Given the user’s e-mail address and being able to detect the user’s Internet Protocol address (IP address), Thunderbird should identify an appropriate SMTP server through mechanisms like the Domain Name System and configuration files specific to Internet-service providers (ISP files). The exact process is out of scope for this memo, but see DNS-based lookup and Autoconfiguration for proposals. Thunderbird should prompt the user for server details only as a last resort, and, even then, should be unobtrusive, prompting the user in something like the non-modal infobar in Firefox.

Recording information

As the user enters names, e-mail addresses, server names, signatures, and other information, Thunderbird should record these data and store them as suggestions for later entries. This is analogous to the current functionality embodied in the “Collected Addresses” addressbook.

Presenting recorded information

Thunderbird should search its stores of data and use a scoring system, something like the so-called frecency (frequency/recency score) in Firefox 3, to suggest entries for various fields. For instance, as the user enters text in the “From” field, Thunderbird should show matching entries from past messages and should prioritize past “From” entries over other entries.

Unifying message storage

Having a single database to store all messages would free the user from the need to think about the details of storage. The functionality that Thunderbird 2.0.0.x provides through mail folders is something that a Thunderbird with a unified database of messages could provide through SQL (or something similar).

Allowing groups of preferences

In recognition that there are circumstances that warrant binding settings into groups, Thunderbird should make the process easy. Recognizing that no rules of combination will suit all users, Thunderbird should make the process flexible.

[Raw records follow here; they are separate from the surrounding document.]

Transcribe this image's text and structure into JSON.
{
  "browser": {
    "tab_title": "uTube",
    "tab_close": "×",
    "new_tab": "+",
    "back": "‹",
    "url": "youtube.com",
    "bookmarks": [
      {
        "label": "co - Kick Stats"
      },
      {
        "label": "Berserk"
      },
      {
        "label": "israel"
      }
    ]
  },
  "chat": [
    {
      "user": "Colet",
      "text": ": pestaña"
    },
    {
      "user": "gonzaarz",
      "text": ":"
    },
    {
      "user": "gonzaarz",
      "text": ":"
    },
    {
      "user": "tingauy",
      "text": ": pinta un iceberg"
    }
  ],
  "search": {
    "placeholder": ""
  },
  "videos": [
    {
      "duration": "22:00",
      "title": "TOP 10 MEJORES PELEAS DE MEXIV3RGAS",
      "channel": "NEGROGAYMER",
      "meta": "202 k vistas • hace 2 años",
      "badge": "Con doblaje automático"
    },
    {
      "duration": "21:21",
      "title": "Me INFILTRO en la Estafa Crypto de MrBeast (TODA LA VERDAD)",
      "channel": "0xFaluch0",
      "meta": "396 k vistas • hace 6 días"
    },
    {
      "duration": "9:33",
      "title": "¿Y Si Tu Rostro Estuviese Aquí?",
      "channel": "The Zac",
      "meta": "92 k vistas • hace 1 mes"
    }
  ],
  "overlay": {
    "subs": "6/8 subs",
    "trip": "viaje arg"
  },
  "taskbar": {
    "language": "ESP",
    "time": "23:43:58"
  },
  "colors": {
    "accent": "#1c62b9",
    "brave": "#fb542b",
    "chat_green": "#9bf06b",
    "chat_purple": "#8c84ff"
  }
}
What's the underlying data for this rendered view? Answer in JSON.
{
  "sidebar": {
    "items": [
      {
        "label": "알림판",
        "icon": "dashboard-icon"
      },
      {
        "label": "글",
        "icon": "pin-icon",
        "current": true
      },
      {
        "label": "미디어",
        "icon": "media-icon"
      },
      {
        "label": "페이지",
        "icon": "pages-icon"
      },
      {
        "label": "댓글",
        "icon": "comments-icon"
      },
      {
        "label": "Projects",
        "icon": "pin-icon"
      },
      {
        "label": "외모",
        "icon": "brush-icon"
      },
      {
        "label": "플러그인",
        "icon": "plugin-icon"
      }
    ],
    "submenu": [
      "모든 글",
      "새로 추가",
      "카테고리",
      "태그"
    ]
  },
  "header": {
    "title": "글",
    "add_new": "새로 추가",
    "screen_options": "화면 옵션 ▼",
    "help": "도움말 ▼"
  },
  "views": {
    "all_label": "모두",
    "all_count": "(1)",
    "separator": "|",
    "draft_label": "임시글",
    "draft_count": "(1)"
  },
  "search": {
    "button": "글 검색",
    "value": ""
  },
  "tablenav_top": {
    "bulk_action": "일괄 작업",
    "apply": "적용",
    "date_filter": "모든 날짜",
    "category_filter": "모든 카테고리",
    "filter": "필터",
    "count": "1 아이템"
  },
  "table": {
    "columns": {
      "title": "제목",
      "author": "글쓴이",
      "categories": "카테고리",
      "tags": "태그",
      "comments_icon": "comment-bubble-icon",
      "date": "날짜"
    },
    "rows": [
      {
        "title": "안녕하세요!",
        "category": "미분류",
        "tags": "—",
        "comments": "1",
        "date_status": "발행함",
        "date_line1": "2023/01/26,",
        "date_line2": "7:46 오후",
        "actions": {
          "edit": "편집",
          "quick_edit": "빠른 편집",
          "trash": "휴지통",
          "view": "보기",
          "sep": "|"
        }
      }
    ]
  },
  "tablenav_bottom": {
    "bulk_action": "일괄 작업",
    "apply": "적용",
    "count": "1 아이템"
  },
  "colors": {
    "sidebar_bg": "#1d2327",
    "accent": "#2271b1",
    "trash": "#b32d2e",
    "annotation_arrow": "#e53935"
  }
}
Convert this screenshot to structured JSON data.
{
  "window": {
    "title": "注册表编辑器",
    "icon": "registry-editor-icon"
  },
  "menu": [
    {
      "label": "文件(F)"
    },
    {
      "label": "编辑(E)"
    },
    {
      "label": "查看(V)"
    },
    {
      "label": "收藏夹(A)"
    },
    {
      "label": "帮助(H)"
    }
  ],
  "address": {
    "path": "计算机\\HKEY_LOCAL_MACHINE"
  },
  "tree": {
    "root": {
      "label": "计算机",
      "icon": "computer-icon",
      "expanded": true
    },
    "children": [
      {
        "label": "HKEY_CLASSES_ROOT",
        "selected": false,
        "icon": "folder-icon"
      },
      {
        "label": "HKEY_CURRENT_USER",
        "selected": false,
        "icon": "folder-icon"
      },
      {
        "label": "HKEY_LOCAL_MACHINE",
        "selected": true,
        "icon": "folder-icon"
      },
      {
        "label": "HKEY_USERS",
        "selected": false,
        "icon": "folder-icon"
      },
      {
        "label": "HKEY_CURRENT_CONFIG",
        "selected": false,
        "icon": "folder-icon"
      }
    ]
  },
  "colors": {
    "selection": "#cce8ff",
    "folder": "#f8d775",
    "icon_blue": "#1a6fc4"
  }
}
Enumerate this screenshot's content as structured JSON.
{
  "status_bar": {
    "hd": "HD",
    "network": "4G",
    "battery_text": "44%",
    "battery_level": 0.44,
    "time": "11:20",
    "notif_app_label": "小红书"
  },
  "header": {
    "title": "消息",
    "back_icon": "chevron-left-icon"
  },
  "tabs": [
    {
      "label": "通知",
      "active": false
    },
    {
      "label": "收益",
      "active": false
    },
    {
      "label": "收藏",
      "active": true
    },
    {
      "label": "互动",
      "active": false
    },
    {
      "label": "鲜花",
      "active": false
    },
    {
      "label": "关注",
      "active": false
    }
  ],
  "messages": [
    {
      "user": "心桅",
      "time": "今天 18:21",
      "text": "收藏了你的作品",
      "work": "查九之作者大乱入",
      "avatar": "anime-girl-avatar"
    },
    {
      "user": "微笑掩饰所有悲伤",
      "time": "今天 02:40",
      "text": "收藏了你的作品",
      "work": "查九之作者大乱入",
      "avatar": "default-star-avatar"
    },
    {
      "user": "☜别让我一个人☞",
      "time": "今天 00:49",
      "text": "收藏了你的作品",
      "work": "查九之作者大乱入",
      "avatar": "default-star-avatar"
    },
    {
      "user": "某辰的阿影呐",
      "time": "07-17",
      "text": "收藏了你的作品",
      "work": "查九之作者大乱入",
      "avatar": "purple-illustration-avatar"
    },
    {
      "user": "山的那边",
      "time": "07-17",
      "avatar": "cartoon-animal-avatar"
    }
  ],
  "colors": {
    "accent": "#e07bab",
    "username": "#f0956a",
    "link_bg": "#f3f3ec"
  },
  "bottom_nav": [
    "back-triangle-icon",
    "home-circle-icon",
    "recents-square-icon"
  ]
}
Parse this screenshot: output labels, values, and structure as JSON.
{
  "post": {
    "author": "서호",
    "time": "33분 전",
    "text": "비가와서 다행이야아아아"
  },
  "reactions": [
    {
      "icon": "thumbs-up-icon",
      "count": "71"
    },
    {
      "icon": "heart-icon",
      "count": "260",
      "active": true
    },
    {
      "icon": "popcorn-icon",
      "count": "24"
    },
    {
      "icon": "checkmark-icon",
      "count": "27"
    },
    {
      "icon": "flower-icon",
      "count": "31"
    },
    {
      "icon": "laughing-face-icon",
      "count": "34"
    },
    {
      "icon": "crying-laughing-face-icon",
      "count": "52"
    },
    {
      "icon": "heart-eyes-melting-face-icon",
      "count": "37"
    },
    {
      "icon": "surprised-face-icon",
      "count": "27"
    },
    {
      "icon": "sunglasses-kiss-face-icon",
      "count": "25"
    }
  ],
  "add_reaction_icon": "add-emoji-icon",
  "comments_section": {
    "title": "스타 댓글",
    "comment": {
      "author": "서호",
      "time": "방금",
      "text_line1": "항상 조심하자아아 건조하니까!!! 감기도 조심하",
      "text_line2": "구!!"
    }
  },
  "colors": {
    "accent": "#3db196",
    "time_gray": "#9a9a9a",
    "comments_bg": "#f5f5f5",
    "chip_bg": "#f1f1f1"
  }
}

Problems that this proposal raises

As with all innovations, the proposal in this memo has its problems.

Maildir access

It is clear that some users want to use Thunderbird to access maildir messages stores. Thunderbird should accomodate this desire. However, separate message stores do not fit neatly in the paradigm of a unified message store. Perhaps a configuration of settings, each given a place in the preferences chrome, would direct Thunderbird to use a maildir message store in addition to or instead of Thunderbird’s default message store.

The “Sender” header field

Conformance to Internet standards (and draft standards and proposed standards) requires that Thunderbird, if allowing multiple mailbox addresses in the “From” header field, provide a single mailbox address in the “Sender” header field. A technique to consider is to add a “Sender” header field in the graphical user interface and in the underlying message whenever the user enters more than one address in the “From” header field. Thunderbird would populate the “Sender” header field with the first mailbox address in the “From” header field and would allow the user to change the entry at will.

Related work

Contributors

Etan Wexler is the original author of Rage Against The Account Machine.

Acknowledgments

This work would not have been possible without the inspirational music of DJs Adrian and the Mysterious D (A+D). (Coincidentally, A+D manage and spin at the Bootie parties that take place in the DNA Lounge, a venture of one Jamie Zawinski, better known to the Mozilla community as a Netscape employee who worked extensively on the mail and news parts of Mozilla.)